Futebol tem dessas coisas por Romeu Duarte

Sex, 12 de Julho de 2013 10:47



Romeu Duarte, Conselheiro Vitalício do IAB- CE e Ex-Presidente da entidade nacional, escreve em sua coluna semanal no jornal O POVO.

"A bola começa a rolar. O Brasil, com Pelé, Tostão, Gérson e Rivelino, fizera uma campanha até então invicta, tendo vencido a Tchecoslováquia, Inglaterra, Romênia e Peru."

Em meio ao show de bola que a nossa seleção deu na espanhola na final da Copa das Confederações, o pensamento voou e se instalou na tarde do dia 17 de junho de 1970, em nossa humilde casa na Base Aérea. Papai, esbaforido diante da TV preto e branco, pedia silêncio a todos os membros da família, pois dali a alguns instantes começaria o jogo da semifinal da Copa do Mundo, Brasil x Uruguai. “Pelo amor de Deus, não façam barulho, se aquietem, essa partida, cacete, é de vida ou morte, é a nossa própria honra como nação que está sendo jogada aí”.
 

Explico-me: rapazinho morando à época no Rio de Janeiro, papai assistiu ao fatídico jogo das duas seleções na Copa de 1950, quando o país inteiro sofreu o aguilhão do Maracanazzo, a cusparada de Obdulio Varela no auriverde pendão que a brisa do Brasil beija e balança. A partida de agora era vista por ele mais do que uma revanche, em verdade, uma cruenta vingança. “Mais do que ganhar, temos que mostrar a esses sacanas que não esquecemos o que eles nos fizeram. Traz o refresco de maracujá aí, Chica, que a coisa aqui tá pegando fogo”.

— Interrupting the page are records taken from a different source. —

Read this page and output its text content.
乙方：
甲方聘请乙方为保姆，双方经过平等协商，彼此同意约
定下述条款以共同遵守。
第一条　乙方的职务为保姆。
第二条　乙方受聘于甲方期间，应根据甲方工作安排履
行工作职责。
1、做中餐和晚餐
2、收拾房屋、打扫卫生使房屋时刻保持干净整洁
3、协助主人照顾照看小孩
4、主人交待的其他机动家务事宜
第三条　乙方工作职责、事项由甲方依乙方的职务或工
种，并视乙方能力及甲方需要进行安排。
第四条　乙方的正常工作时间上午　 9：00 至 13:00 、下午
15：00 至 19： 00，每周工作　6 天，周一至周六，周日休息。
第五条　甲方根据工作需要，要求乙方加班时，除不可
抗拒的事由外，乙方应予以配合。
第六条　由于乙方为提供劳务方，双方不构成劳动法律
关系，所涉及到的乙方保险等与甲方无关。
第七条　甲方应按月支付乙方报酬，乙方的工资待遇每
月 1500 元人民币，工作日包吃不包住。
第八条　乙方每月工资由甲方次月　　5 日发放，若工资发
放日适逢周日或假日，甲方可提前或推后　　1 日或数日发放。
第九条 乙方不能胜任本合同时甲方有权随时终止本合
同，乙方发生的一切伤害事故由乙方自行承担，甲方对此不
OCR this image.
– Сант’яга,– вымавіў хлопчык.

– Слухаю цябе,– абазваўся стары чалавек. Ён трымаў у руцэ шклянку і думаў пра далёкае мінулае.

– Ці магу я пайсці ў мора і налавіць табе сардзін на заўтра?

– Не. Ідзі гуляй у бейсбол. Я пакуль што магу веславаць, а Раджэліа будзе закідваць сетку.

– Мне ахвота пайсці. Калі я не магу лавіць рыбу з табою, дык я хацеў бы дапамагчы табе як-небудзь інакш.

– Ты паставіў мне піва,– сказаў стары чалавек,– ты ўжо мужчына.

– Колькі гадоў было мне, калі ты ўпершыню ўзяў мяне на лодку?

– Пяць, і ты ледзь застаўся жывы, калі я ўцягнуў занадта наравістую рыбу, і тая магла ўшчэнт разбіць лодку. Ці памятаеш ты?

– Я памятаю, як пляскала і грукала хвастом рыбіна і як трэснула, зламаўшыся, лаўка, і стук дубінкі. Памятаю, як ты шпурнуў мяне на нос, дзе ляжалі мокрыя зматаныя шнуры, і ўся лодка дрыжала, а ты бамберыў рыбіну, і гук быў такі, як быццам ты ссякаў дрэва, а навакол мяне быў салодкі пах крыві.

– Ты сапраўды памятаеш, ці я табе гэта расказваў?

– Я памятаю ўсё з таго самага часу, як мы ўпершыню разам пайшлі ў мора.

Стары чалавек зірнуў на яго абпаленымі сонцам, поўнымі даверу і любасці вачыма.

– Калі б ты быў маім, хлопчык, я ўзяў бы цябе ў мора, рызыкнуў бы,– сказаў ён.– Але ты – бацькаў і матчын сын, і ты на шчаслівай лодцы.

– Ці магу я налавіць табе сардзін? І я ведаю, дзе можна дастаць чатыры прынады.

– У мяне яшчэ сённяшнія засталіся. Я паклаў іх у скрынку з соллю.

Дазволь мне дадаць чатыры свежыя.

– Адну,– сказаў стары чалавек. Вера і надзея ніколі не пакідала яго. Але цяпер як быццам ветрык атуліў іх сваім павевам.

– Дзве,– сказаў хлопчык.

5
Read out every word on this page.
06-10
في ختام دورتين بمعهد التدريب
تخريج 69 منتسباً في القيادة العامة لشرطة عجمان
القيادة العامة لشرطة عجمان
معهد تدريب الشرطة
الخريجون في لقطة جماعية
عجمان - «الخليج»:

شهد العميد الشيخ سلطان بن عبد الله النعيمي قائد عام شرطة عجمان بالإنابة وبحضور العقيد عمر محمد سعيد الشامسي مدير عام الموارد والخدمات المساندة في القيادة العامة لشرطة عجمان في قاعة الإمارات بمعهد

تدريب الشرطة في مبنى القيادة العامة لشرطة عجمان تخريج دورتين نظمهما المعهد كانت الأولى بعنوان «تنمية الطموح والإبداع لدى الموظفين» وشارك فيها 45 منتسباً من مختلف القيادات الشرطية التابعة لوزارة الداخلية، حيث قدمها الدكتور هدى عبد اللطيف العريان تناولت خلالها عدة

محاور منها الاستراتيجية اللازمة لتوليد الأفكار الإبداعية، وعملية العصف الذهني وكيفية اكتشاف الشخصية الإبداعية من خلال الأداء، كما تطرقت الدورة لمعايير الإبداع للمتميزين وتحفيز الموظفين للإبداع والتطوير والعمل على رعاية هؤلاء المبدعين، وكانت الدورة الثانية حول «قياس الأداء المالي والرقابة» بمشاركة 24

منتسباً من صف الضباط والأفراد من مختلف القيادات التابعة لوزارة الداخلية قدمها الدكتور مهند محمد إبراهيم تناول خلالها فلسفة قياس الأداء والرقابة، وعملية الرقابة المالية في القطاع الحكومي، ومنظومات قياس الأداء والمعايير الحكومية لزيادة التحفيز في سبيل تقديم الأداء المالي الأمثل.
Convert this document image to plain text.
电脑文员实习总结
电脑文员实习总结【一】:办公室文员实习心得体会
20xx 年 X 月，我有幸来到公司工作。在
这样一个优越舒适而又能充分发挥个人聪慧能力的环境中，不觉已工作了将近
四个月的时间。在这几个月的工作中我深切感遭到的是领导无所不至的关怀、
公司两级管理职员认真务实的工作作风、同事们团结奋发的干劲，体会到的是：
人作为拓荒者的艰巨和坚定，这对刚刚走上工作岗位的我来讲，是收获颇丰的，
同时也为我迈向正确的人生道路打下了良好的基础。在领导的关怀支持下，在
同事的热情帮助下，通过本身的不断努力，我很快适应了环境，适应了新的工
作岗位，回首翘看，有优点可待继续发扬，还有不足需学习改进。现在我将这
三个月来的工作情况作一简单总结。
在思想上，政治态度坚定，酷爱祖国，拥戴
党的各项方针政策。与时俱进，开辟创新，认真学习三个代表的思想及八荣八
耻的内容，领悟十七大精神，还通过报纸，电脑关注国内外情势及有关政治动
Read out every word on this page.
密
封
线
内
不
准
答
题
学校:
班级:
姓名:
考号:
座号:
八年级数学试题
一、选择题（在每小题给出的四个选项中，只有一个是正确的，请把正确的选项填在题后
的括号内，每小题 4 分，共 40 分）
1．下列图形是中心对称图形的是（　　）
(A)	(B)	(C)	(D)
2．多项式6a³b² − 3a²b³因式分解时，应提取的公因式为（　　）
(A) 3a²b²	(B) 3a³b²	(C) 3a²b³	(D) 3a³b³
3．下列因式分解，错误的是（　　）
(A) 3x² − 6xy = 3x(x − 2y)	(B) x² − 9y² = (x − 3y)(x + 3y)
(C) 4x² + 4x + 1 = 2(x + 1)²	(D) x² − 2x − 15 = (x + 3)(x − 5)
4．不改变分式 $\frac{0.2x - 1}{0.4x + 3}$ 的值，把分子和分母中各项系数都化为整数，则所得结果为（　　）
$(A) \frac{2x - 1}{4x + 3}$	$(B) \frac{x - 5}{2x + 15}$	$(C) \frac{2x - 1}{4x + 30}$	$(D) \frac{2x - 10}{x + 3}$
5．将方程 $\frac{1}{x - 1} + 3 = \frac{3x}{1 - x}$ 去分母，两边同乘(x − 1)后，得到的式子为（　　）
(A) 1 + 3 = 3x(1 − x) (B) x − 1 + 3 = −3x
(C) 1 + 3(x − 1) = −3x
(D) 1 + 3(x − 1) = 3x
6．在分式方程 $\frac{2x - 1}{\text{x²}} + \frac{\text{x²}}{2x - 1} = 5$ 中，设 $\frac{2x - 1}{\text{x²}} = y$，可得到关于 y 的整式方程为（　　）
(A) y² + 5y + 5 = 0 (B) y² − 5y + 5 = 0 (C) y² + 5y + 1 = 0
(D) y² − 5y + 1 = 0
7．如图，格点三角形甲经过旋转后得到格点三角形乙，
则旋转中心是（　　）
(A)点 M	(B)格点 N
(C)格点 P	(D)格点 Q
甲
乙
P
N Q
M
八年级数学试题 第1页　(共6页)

A bola começa a rolar. O Brasil, com Pelé, Tostão, Gérson e Rivelino, fizera uma campanha até então invicta, tendo vencido a Tchecoslováquia, Inglaterra (o maior jogo de futebol que já vi em minha vida), Romênia e Peru. O time uruguaio, com altos e baixos, tinha grandes jogadores, tais como Mazurkiewicz, Anchetta e Esparrago, e era ardiloso, violento e catimbeiro. Pânico: um pouco antes do ponteiro marcar 20 minutos do primeiro tempo, Cubilla, um ponta-direita baixinho e atarracado, abre o placar para os charrúas numa falha do nosso goleiro Félix, talvez a ú nica dele no torneio.

 

“Maldição, maldição!”, gritou papai, “De novo não, minha Nossa Senhora de Fátima!”. Eu e meu irmão, ignorantes das feridas do passado, víamos tudo aquilo como motivo de pilhéria. “Isso aqui não é brincadeira não, seus moleques, parem de achar graça!”, ralhou papai. “Homem, se acalme, tenha nervo, olhe o coração não...”, disse mamãe, o ferino olho verde-azulado. Quem nos salvou de umas boas lapadas foi o Clodoaldo, empatando o jogo num arremate perfeito de um mais que preciso passe de Tostão. Paz no Brasil.

 

Começa o segundo tempo. Nossa seleção engrenara um ritmo infernal, colocando os cansados orientais na roda. Pelé só não fazia chover. Por volta dos 30 minutos, em outra jogada genial sua, Tostão serviu a Jairzinho na direita e o Furacão não perdoou: Brasil 2 x Uruguai 1. “Tomem, bandidos! Obrigado, Senhor, estou vingado!”, bradou o Seu Romeu, o sorriso largo e satisfeito. Lá fora, panelas batiam, pessoas berravam, carros apitavam, cachorros latiam. Essa algazarra transformou-se num pandemônio quando Rivelino, numa deixada matreira de Pelé, aumentou para 3 a 1. Tchau, Celeste Olímpica, passar bem.

 

“Idiota, burro, você não entendeu nada, sua besta quadrada corintiana!”, vociferou meu irado genitor, “Era para ter deixado no 2 a 1, cara, no mesmo resultado daquela partida desgraçada no Maracanã! Para que 3 a 1? Goleada banaliza o gol, a coisa mais sublime do futebol. Por que é tão difícil ser feliz?”, filosofava às bandeiras despregadas, para nosso espanto. Foi aí que compreendi o mistério do planeta do futebol, enviesado e imprevisível como a folha seca de Didi. Essa mesma sensação ainda hoje me assalta quando vidrado no ludopédio, seja Barcelona contra Santos, seja Venturoso contra Terra e Mar.

 

O gol de Neymar, quase furando a rede do Casillas, trouxe-me de volta ao presente. Minha filha Isabel, de sob a bela cabeleira negra, perguntou-me: “E então, papai?”, ao que respondi, citando a sábia lição de Nelson Rodrigues: “Em futebol, o pior cego é o que só vê a bola”.